Aquellos años de mi vida fueron una vorágine, en la que pasaron muchas cosas que tal vez nunca llegué a digerir del todo. Hoy no puedo escribir esto sin ponerme sensible. Mis papás se divorciaron y con mi papá  pasamos de una casa a otra y después a otra; mi  papá tuvo una novia, después otra y después otra; me peleaba con mi papá a los gritos y lloraba a cántaros cada vez que iba a su casa; mi abuela se enfermó y falleció. También empecé a tener broncoespasmos, tal vez como respuesta inconsciente a todo lo que me estaba pasando que no podía procesar; el ritmo de mi respiración se aceleraba, imitando al ritmo en el que pasaba todo a mi alrededor.  
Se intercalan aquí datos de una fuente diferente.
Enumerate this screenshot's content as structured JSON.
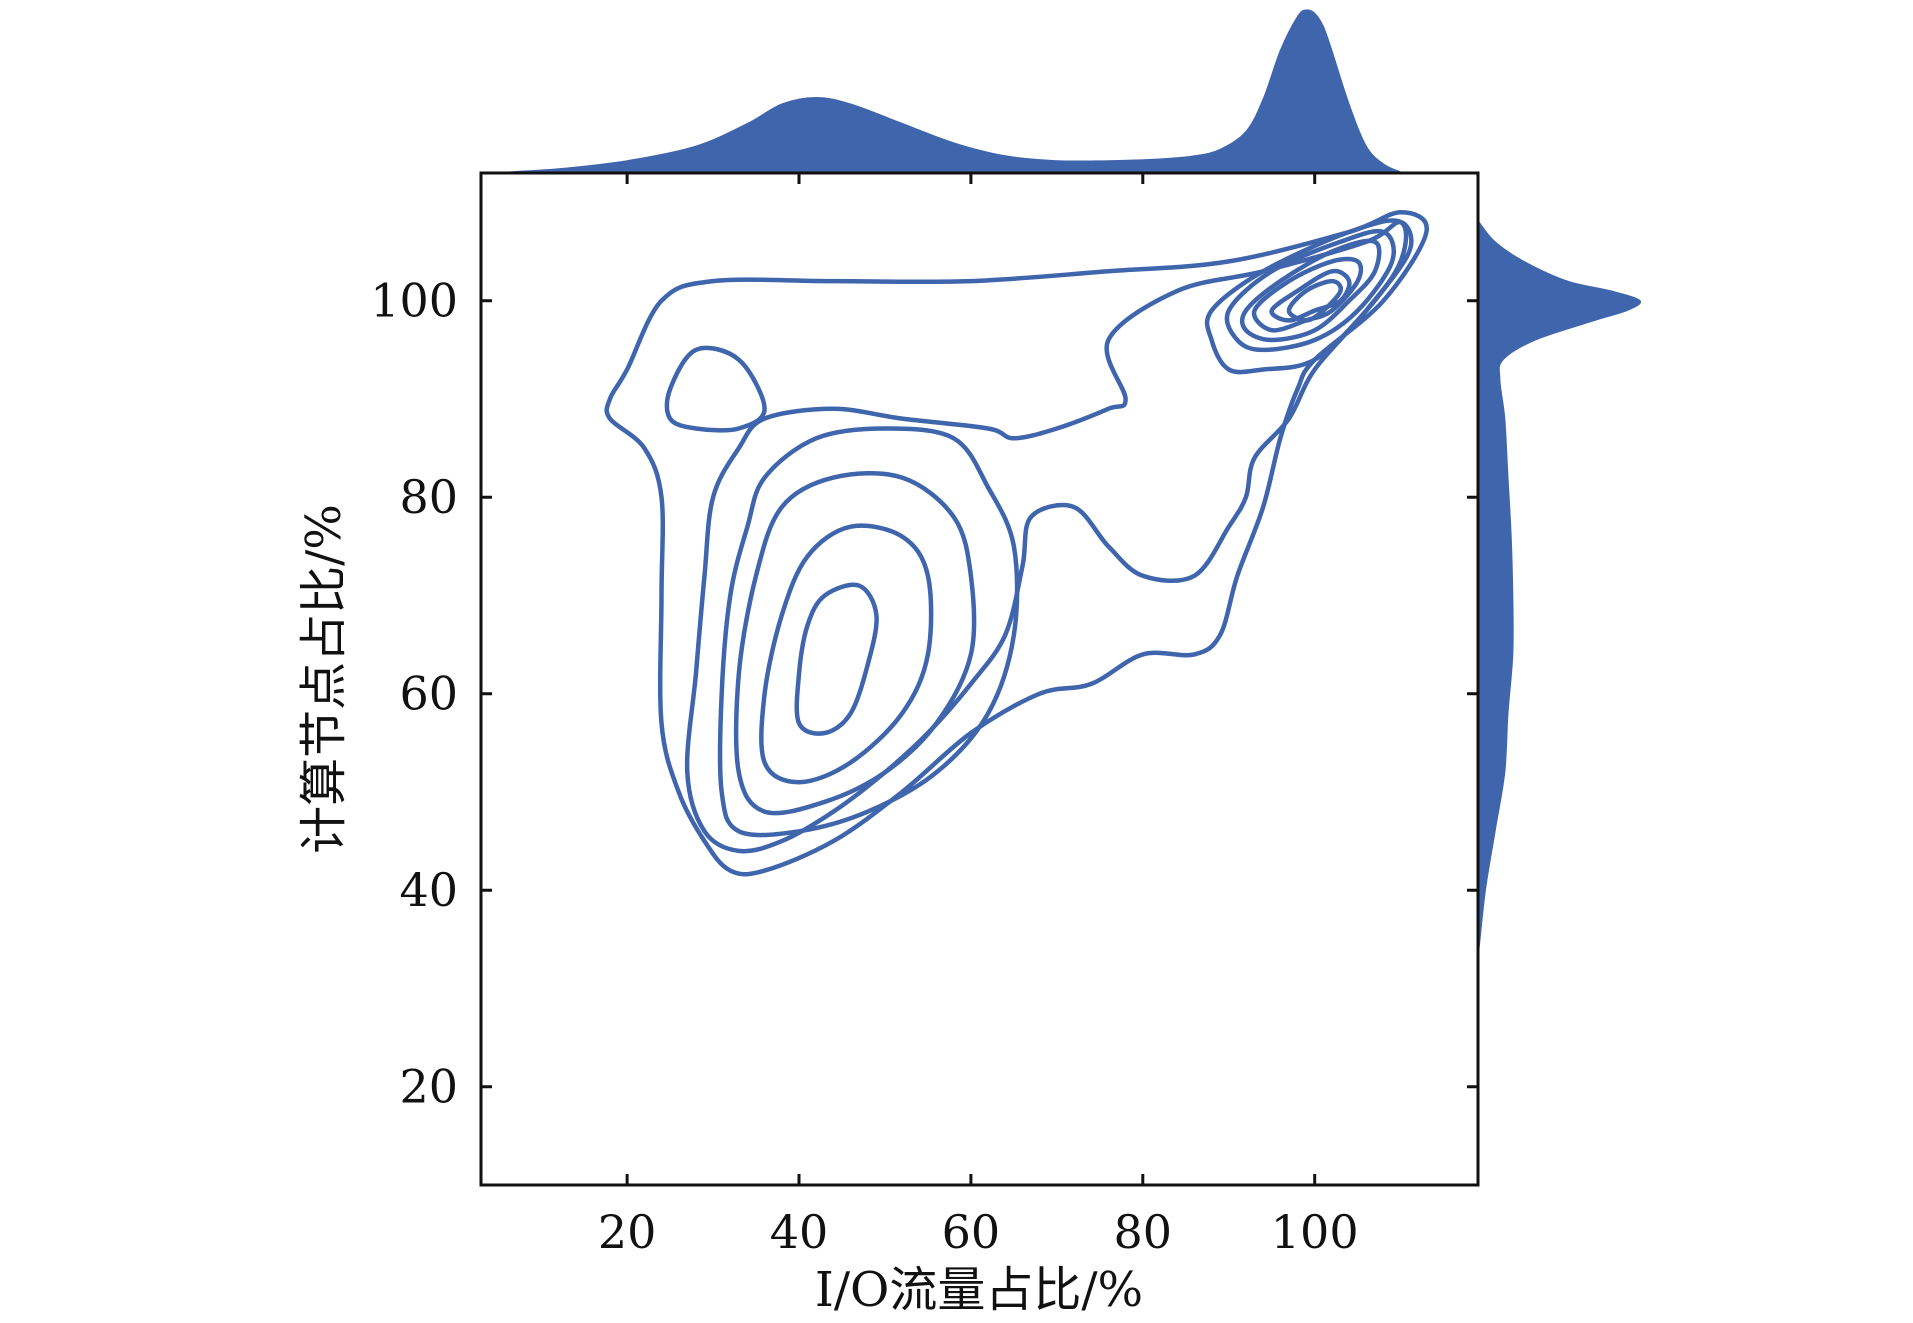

Varios años después, un día me junté a dormir con mis amigas y queríamos ver una película. No encontrábamos ninguna que  nos gustara y de repente me acordé que habían subido “Norbit” a netflix. La última vez que la había visto había sido en la casa de Beruti. La pusimos y a los cinco minutos tuvimos que sacarla de lo mala que nos pareció, inclusive a mí. Yo ya había crecido, el tiempo me había pasado por encima y ya no tenía ahí el discurso de mi papá vendiendo a la película. Me impactó lo que veía, porque yo recordaba muy claramente que aquella era una de las mejores películas del mundo, el mejor plan para un viernes a la noche.


“Norbit” y “Mr.Been”, así como la comida china y los fideos con tuco, fueron elementos que nos unieron, que le dieron cohesión a la relación con mi papá. Fueron un estabilizador; lo constante y permanente frente al cambio. Fueron nuestro lugar cómodo, de pertenencia, hicieron de lazo en nuestra relación. Cuando pienso en mi paso por la casa de Beruti, pienso en esos cuatro elementos simbólicos. Con los años me di cuenta que las películas no eran tan divertidas y eran medio básicas, de hecho, me pregunto cómo hacía mi papá, que era grande, para verlas tantas veces y reírse siempre con los mismos chistes.

Para él también fueron muy difíciles esos años, y nos extrañaba un montón todo el tiempo porque nos veía apenas dos veces a la semana. Irse de mi casa repentinamente fue una transición difícil y a todos nos costó adaptarnos.

Tal vez a mi papá le eran indiferentes aquellas películas, tal vez se reía tanto para que nosotros le siguiéramos la corriente y nos rieesemos con él, tal vez lo que le divertía tanto de verlas era vernos reír a nosotros; y, a pesar de todo, tenernos cerca.